Funktion: Berater
Die Aufgabe
Wenn in Paris die Verhandlungen in die entscheidende Phase gehen, beginnt für Hans Verolme die Zeit des Phrasen-Pokers. Der Niederländer, der mit seiner Familie in Berlin lebt, gehört zur Gruppe derer, die auf den Verlauf der Verhandlungen und dessen Ergebnisse am Ende so viel Einfluss nehmen wie die Verhandler selbst. Er lässt sich von Delegierten erzählen, welche Formulierungen aus dem Vertragsentwurf in welcher Weise diskutiert werden, versucht, Zusammenhänge herzustellen, und berät seine Klienten darin, mit welcher Strategie sie in die nächste Runde gehen.

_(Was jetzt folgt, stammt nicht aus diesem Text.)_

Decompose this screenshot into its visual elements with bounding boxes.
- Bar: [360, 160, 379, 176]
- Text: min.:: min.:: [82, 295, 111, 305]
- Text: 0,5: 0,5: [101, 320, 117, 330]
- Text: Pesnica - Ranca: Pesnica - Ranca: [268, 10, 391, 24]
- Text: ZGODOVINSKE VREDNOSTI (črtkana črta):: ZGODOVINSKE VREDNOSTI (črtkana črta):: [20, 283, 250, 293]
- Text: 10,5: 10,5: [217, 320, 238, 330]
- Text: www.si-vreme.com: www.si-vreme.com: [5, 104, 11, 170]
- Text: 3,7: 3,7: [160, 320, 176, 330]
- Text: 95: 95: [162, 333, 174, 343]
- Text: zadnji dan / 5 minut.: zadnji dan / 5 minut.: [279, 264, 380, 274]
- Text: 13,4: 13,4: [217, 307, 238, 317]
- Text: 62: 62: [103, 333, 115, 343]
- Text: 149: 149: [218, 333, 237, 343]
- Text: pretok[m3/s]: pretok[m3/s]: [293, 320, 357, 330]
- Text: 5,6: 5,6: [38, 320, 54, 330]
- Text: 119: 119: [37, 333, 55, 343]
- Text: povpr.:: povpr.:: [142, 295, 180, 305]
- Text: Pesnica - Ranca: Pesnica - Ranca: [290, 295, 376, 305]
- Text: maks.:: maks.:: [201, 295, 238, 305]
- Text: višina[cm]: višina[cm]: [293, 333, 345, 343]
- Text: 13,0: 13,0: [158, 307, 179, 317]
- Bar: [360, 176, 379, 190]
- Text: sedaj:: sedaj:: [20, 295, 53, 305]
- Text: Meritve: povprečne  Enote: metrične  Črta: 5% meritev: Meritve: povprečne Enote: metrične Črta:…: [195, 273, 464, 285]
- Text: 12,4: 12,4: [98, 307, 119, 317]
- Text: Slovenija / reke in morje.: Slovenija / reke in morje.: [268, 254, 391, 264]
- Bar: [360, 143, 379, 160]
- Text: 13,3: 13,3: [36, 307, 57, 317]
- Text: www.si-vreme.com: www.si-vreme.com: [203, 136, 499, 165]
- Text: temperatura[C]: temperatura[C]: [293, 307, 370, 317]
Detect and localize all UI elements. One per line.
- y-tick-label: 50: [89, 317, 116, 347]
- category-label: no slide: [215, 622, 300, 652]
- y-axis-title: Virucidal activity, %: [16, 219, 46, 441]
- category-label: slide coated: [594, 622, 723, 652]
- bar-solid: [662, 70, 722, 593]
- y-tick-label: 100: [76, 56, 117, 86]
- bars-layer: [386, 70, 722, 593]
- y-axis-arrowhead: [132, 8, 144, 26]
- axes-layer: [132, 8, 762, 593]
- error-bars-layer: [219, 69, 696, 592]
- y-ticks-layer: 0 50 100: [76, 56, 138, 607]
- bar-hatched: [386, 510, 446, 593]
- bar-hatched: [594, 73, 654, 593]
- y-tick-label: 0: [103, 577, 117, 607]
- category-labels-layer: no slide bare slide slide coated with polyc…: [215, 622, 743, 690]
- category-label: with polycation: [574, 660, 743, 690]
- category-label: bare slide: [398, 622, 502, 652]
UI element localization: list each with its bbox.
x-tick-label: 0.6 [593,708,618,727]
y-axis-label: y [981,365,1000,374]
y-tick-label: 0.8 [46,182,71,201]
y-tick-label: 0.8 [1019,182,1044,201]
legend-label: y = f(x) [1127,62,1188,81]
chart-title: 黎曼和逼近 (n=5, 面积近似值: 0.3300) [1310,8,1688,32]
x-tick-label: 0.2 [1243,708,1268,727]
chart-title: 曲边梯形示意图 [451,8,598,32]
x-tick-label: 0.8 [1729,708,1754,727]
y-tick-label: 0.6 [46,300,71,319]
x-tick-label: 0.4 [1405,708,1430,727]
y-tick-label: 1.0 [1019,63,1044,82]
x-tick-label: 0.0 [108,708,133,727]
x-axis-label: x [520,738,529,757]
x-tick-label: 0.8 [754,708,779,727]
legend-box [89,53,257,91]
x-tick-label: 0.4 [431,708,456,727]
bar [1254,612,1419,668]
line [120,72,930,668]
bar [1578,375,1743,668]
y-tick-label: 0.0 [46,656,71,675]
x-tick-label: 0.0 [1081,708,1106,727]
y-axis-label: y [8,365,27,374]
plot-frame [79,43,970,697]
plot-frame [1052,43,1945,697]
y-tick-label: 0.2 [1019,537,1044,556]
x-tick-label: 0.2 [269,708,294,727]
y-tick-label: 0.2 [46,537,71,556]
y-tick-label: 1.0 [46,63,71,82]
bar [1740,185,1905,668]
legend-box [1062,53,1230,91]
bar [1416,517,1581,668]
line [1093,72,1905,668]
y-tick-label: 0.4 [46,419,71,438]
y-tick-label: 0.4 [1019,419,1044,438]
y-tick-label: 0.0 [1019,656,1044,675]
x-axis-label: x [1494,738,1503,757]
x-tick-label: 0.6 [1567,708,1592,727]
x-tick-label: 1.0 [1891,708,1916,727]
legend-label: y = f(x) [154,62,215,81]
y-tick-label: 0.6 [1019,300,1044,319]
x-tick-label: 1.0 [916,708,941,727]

Der Entwurf, mit dem die Delegierten zu Beginn des Gipfels in die Verhandlungen gehen, hat über 50 Seiten. Darin stehen noch viele Formulierungen, die einander entgegen stehen und die vielen verschiedenen Positionen der Länder repräsentieren. Damit daraus ein Vertrag wird, auf den sich alle einigen können, sind viele Kompromisse notwendig. Verolme ist einer derer, die in vielen Gesprächen und Workshops im Hintergrund an den Lösungen arbeiten.
"Es macht etwas mit dir,
wenn du Landschaften vertrocknen siehst."Hans Verolme
Als strategischer Berater arbeitet der 51-jährige Niederländer für Regierungen und Nicht-Regierungsorganisationen aus Nordamerika, Asien und Afrika. Welche – darüber spricht er nicht. Seine Arbeit fußt auf dem Vertrauen, das seine Klienten zu ihm haben. Keinem Land und keiner NGO gefiele es, wenn während eines Klimagipfels bekannt würde, für wen ihr Berater sonst noch arbeitet. In den vergangenen Monaten unterstützte er beispielsweise ein Land dabei, die freiwilligen Klimaschutz-Ziele zu berechnen. Das Einzige, was er verraten möchte: „Aus persönlicher Überzeugung arbeite ich nur für die progressiven Länder, die es ernst meinen mit dem Kampf gegen den Klimawandel.“ Ob das stimmt, ist nicht überprüfbar. Er hat keine Website und keine Broschüren. Verolme ist einer der Unsichtbaren von Paris.
Der Übersetzungsservice
In die Verhandlungen um den neuen Klimavertrag fließt seine gesamte persönliche wie berufliche Biographie. Er beriet die britische Regierung und war Direktor des globalen Klimawandel-Programms beim WWF. Warum ihn der Klimawandel nicht loslässt? „Es macht etwas mit dir, was man in Worten nicht beschreiben kann, wenn man in der Arktis sieht, wie ein Teil eines Eisbergs ins Wasser stürzt oder in Afrika Landschaften vertrocknen.“ Seine Aufgabe sieht er deshalb auch darin, die abstrakten Begriffe aus dem Klimavertrag in eine Sprache zu übersetzen, die diejenigen verstehen, die der Klimawandel jetzt schon unmittelbar trifft. Dorthin, wo aus dem Wort „Adaption“ konkrete Maßnahmen werden, die Menschen dabei helfen, mit den Folgen des Klimawandels zurecht zu kommen. „Ich würde sonst verrückt werden, wenn ich pro Woche nur ein Komma im Vertragstext verschieben könnte und das Fortschritt nennen müsste.“
Sein Ziel
Verolme verfolgt in Paris ein großes Ziel. Das Abkommen muss sicherstellen, dass die Temperaturerwärmung nicht über die zwei Grad gegenüber dem vorindustriellen Zeitalter hinausgeht. Er sitzt da in einer komfortableren Situation als viele Delegierte. Verolme weiß, in welcher Zwangsjacke viele oft stecken. Sie müssen mitunter in der Öffentlichkeit Positionen verkaufen, die sich nicht mit ihren eigenen Überzeugungen decken. Die Kurzfristigkeit, mit der Regierungen ihre Entscheidungen treffen, und die Ambitionen, mit der viele Delegierte in die Verhandlungen gehen, sind so unterschiedlich wie Sprinter und Marathonläufer. Doch Verolme ist überzeugt: „In Paris wird nur erfolgreich verhandeln können, wer über die Kurzzeit-Ziele seiner Heimatländer hinausblickt.“ Dazu seinen Teil beizutragen, ist sein größter Ehrgeiz.